Матушка Василиса поймала его на нужном ей слове.
– А ты, отец, разве не мстишь? – спросила она после сосредоточенного молчания и – сказанного не воротишь – пугливо закрыла ладонью рот.
Отец Вассиан посмотрел на жену пристально и с откровенным изумлением, какого давно не испытывал (и уж стал даже забывать, что это такое).
– Ты что это сказала? Кому это я, по-твоему, мщу?
Тут матушка Василиса посчитала ниже своего достоинства промолчать и – раз уж начала – не выговориться до конца.
– А кому ж, как не ей, Любаве твоей ненаглядной.
– Любаве… – Отец Вассиан обозначил этим именем нечто, имевшее настолько разный смысл для нее и для него, что он не знал, как к этому подступиться. – Вот так фокус. За что же мне ей мстить?
– Не беспокойся. Есть за что.
– Это тебе, мать, надо беспокоиться за ту напраслину, что ты на меня возводишь.
– Ладно, скажу. А за то… за то, что она к Витольду Адамовичу, полячишке этому, от тебя переметнулась. Была тебе духовная дочь, ему же стала невенчанная жена, братцу же его Казимиру, близнецу, друг и утешитель.
– Утешитель у нас один – Святой Дух. А ты по части напраслины далеко ушла. Ох, как далеко!
– Напраслины? А ты сверь-ка по датам. Седьмого сентября она ушла, а восьмого ты написал прошение в прокуратуру. – Она показала семь пальцев, а затем добавила к ним восьмой, самый обличающий.
– Разве восьмого? Что-то я уж и не припомню…
– Восьмого, восьмого, отец. Уж я-то запомнила. Сама на почту носила.
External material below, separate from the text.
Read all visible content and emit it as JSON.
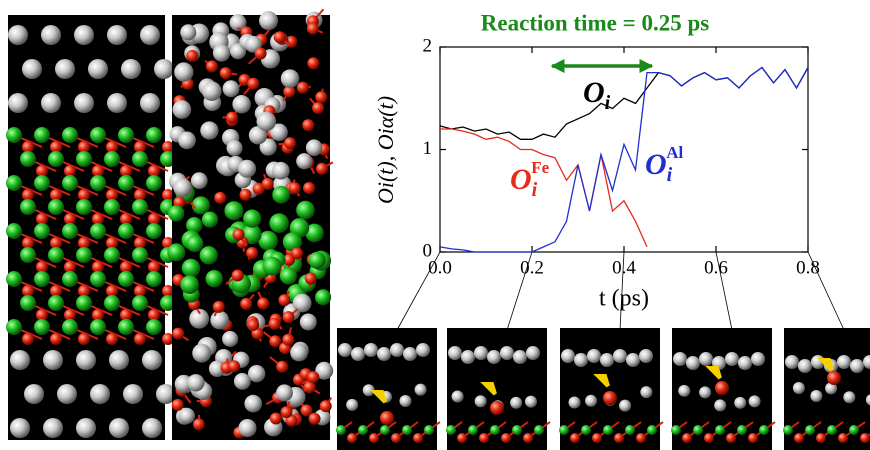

– Ну и что? Простое совпадение. – Отец Вассиан отодвинул свой стул от стола и откинулся всем своим большим, грузным телом на спинку – так, что стул пошатнулся и протяжно скрипнул.
Она зачастила скороговоркой под этот скрип:
– Не совпадение, а ты Вялого для того и вызвал, чтобы тот, как муж, ее вернул и проучил. Хоть бы избил до полусмерти, но умело, без синяков. Разве это не месть?
– Нет здесь никакой связи. Да и не Вялый он, а Сергей Харлампиевич Прохоров, наш прихожанин. А то взяли моду тюремными кличками друг друга окликать.
– Знаю, что Сергей. В паспорте записан Харлампиевичем, а на самом деле Ахметович.
– И по фамилии – Хамидулин, хотя сменил ее на фамилию жены.
– Выходит, что татарин. – Матушка вздохнула в знак того, что всех готова любить и жалеть – и татар, и русских.
– По матери-то русский – оттого и Сергей.
– Все равно татарская кровь сильнее.
– Да хоть бы эфиопская. А скажи в таком разе, зачем мне дружок его Камнерез понадобился? – Отец Вассиан снова придвинулся – вместе с шатким, скрипучим стулом – к столу.
Матушка Василиса хотела тотчас ответить, но впопыхах запнулась, а уж когда ответила, то самой показалось зряшным и ненужным на что-то отвечать.
– Зачем, зачем. Так, заодно… И не Камнерез он, а Леха Беркутов, киномеханик при клубе и звонарь у тебя на колокольне. И оба – твои верные опричники.
– Ты, мать, словами-то не шибко бросайся…
– Ну, не опричники, так порученцы, – поправилась матушка, но с таким видом, будто оба слова означали ровнехонько одно и то же.
Глава третья
Деликатного свойства
Выглянуло – выпросталось из-за сизого облака – солнце. Едва позолотило двор и спряталось – вновь потянуло прохладой. Застучал по карнизам дождик и тотчас обратился в бесшумный крупитчатый снег. На часах пробило полдень, и радио в подтверждение пропикало двенадцать раз.
С того берега на пароме вернулась дочь Санька, рыжая и веснушчатая. Она с утра побывала у подруги: вместе готовили билеты к выпускным экзаменам, а как надоест, зевали во весь рот, от скуки толкались, щипались и дрались подушками.
На крыльце она скинула забрызганные грязью сапоги и сдернула с головы беретку, тряхнув головой, чтобы сами собой – без расчески – улеглись волосы. На иконы, конечно, не перекрестилась, как ее ни воспитывай твердолобую. Опять не придержала дверь террасы – так хлопнула, что стекла в переплетах задрожали и звякнули.